We stand ready to work with this Administration to further the goal of lowering patient out-of-pocket costs.

Ashley CzinJanuary 28, 2022

New comments outline ways to counteract cost-shifting insurance trends.

PhRMA submitted comments this week in response to the Department of Health & Human Services’ (HHS) 2023 Notice of Benefit and Payment Parameters (NBPP) proposed rule. As outlined in our comments, PhRMA supports many of the policies in the proposed rule that would help improve the affordability of and access to health care, particularly among disadvantaged populations, including the following:

  • Requiring Qualified Health Plans to offer standardized benefit designs on Federally-Facilitated Exchanges (FFE) and State-Based Exchanges using the federal platform (SBE-FPs). Standardized plans can simplify health insurance enrollment by streamlining plan choices and making the shopping experience more patient friendly. They can also include lower cost sharing and designate some services eligible for coverage pre-deductible, increasing access to and affordability of care for patients.

  • Utilizing copayments, rather than coinsurance, for prescription drug tiers as part of the standardized plans for FFE and SBE-FP states. Coinsurance, which is often based on a medicine’s list price, can leave patients with unpredictable and unexpected out-of-pocket costs at the pharmacy counter — essentially a surprise medical bill — and may then lead to abandoned prescriptions, poor adherence and worse health outcomes. On the flip side, the use of fixed dollar copays gives predictability to the amount a patient will be asked to pay per prescription, per month and/or annually, leading to more predictable costs and better treatment adherence.

  • Advancing health equity for consumers purchasing Exchange coverage.

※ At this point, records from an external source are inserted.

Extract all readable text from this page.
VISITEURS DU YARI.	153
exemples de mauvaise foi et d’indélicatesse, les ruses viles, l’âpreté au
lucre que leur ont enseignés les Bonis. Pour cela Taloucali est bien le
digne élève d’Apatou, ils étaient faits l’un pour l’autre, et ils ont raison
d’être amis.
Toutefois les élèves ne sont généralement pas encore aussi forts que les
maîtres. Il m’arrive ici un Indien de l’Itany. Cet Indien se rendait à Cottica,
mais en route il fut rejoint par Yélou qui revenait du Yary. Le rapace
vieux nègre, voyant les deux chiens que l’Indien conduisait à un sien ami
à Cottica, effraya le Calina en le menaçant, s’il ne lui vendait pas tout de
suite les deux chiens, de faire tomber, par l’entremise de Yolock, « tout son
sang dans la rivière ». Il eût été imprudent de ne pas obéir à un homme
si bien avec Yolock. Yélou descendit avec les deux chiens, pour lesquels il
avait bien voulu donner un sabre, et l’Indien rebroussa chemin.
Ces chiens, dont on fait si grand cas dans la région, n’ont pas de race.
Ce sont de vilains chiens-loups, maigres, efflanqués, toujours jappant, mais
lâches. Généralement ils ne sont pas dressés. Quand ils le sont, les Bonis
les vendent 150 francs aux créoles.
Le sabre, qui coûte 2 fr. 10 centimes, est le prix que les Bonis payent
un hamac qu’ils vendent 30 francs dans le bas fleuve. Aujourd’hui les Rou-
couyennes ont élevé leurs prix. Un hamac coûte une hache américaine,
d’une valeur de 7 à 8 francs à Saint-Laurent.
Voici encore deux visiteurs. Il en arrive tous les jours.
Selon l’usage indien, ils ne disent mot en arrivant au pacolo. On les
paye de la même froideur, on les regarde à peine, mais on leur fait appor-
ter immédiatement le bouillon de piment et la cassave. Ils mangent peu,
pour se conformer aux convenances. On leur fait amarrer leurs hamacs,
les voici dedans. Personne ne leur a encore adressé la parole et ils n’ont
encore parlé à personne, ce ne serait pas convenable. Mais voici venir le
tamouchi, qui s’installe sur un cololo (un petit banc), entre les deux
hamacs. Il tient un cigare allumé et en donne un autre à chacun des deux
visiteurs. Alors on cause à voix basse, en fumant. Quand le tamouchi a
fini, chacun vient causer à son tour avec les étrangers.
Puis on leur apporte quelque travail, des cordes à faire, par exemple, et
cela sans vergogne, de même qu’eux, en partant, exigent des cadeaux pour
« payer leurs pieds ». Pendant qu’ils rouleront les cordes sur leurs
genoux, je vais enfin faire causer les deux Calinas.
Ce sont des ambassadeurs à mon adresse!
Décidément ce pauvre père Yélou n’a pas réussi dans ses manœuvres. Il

Removing health insurance barriers to facilitate equal access to prescribed medicines, along with policies and practices to help drive durable, systemic change, are critical. In addition, addressing social determinants of health — including disparities in income, patient costs and barriers to access to care that are specific to a given community — is key to advancing health equity.

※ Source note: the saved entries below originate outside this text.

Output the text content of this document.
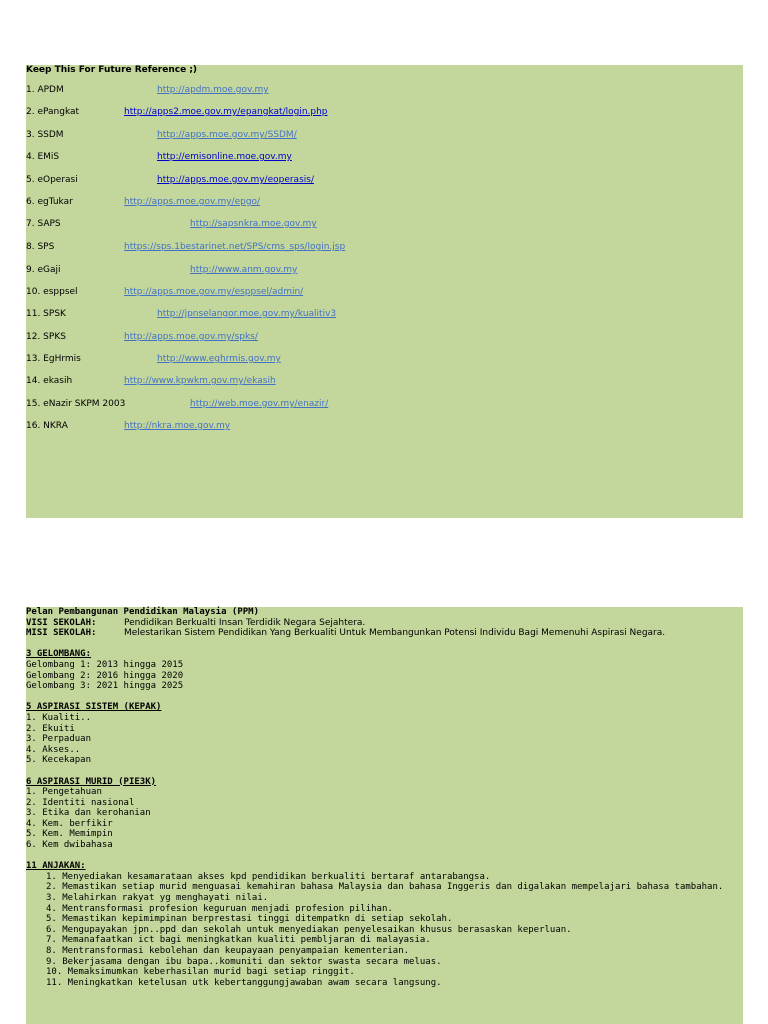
Keep This For Future Reference ;)
1. APDM	http://apdm.moe.gov.my
2. ePangkat	http://apps2.moe.gov.my/epangkat/login.php
3. SSDM	http://apps.moe.gov.my/SSDM/
4. EMiS	http://emisonline.moe.gov.my
5. eOperasi	http://apps.moe.gov.my/eoperasis/
6. egTukar	http://apps.moe.gov.my/epgo/
7. SAPS	http://sapsnkra.moe.gov.my
8. SPS	https://sps.1bestarinet.net/SPS/cms_sps/login.jsp
9. eGaji	http://www.anm.gov.my
10. esppsel	http://apps.moe.gov.my/esppsel/admin/
11. SPSK	http://jpnselangor.moe.gov.my/kualitiv3
12. SPKS	http://apps.moe.gov.my/spks/
13. EgHrmis	http://www.eghrmis.gov.my
14. ekasih	http://www.kpwkm.gov.my/ekasih
15. eNazir SKPM 2003	http://web.moe.gov.my/enazir/
16. NKRA	http://nkra.moe.gov.my
Pelan Pembangunan Pendidikan Malaysia (PPM)
VISI SEKOLAH:	Pendidikan Berkualti Insan Terdidik Negara Sejahtera.
MISI SEKOLAH:	Melestarikan Sistem Pendidikan Yang Berkualiti Untuk Membangunkan Potensi Individu Bagi Memenuhi Aspirasi Negara.
3 GELOMBANG:
Gelombang 1: 2013 hingga 2015
Gelombang 2: 2016 hingga 2020
Gelombang 3: 2021 hingga 2025
5 ASPIRASI SISTEM (KEPAK)
1. Kualiti..
2. Ekuiti
3. Perpaduan
4. Akses..
5. Kecekapan
6 ASPIRASI MURID (PIE3K)
1. Pengetahuan
2. Identiti nasional
3. Etika dan kerohanian
4. Kem. berfikir
5. Kem. Memimpin
6. Kem dwibahasa
11 ANJAKAN:
1. Menyediakan kesamarataan akses kpd pendidikan berkualiti bertaraf antarabangsa.
2. Memastikan setiap murid menguasai kemahiran bahasa Malaysia dan bahasa Inggeris dan digalakan mempelajari bahasa tambahan.
3. Melahirkan rakyat yg menghayati nilai.
4. Mentransformasi profesion keguruan menjadi profesion pilihan.
5. Memastikan kepimimpinan berprestasi tinggi ditempatkn di setiap sekolah.
6. Mengupayakan jpn..ppd dan sekolah untuk menyediakan penyelesaikan khusus berasaskan keperluan.
7. Memanafaatkan ict bagi meningkatkan kualiti pembljaran di malayasia.
8. Mentransformasi kebolehan dan keupayaan penyampaian kementerian.
9. Bekerjasama dengan ibu bapa..komuniti dan sektor swasta secara meluas.
10. Memaksimumkan keberhasilan murid bagi setiap ringgit.
11. Meningkatkan ketelusan utk kebertanggungjawaban awam secara langsung.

  • Proposing changes to Essential Health Benefits requirements, including establishing a more detailed definition of discriminatory benefit design. The Affordable Care Act’s nondiscrimination protections are particularly important in the context of prescription medicines, given the potential for insurer gaming based on a known need for specific medicines — often year after year — in the case of patients with certain health conditions. Although the 2023 NBPP proposal is a step in the right direction, PhRMA recommends HHS consider additional benefit design and plan practices that should be considered presumptively discriminatory.

While these proposals represent important progress for affordability and access, more needs to be done to counteract current trends in benefit design that are shifting more and more costs for medicines to patients and exacerbating health disparities. Namely, manufacturer cost-sharing assistance should count toward patients’ out-of-pocket maximums. In its 2021 NBPP rule, HHS arbitrarily finalized a change that allows commercial market health plans to exclude the value of manufacturer cost-sharing assistance from counting toward patients’ out-of-pocket maximums, a practice called accumulator adjustment programs.

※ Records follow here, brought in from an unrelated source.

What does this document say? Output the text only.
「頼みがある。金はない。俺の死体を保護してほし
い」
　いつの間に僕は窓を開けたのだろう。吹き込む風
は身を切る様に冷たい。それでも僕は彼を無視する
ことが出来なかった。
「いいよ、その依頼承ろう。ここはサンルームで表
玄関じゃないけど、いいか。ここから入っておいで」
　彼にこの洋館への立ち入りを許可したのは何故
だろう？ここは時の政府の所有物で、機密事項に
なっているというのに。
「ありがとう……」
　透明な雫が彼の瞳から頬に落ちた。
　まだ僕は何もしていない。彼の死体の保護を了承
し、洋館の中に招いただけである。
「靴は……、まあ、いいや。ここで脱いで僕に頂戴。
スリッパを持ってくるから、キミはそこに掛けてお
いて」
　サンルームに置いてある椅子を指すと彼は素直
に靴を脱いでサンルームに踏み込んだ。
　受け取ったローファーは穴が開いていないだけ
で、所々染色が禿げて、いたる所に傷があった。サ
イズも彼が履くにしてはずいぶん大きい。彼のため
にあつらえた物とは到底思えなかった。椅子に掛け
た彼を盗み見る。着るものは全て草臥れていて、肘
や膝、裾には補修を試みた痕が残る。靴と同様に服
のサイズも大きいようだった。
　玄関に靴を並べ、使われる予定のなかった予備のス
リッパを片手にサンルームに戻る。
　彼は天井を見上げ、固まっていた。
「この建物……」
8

Accumulator adjustment programs are a misguided tool health plans use to shift the cost of medicines to patients. They can substantially increase patients’ out-of-pocket costs, increasing financial burden and health risk, especially for those with serious and chronic illnesses who rely on cost-sharing assistance to access and afford their medicines. Allowing the use of accumulator adjustment programs is bad policy. HHS should reverse its policy from 2021 and replace it with the earlier finalized policy from the 2020 NBPP final rule.

We stand ready to work with this Administration to further the goal of lowering patient out-of-pocket costs.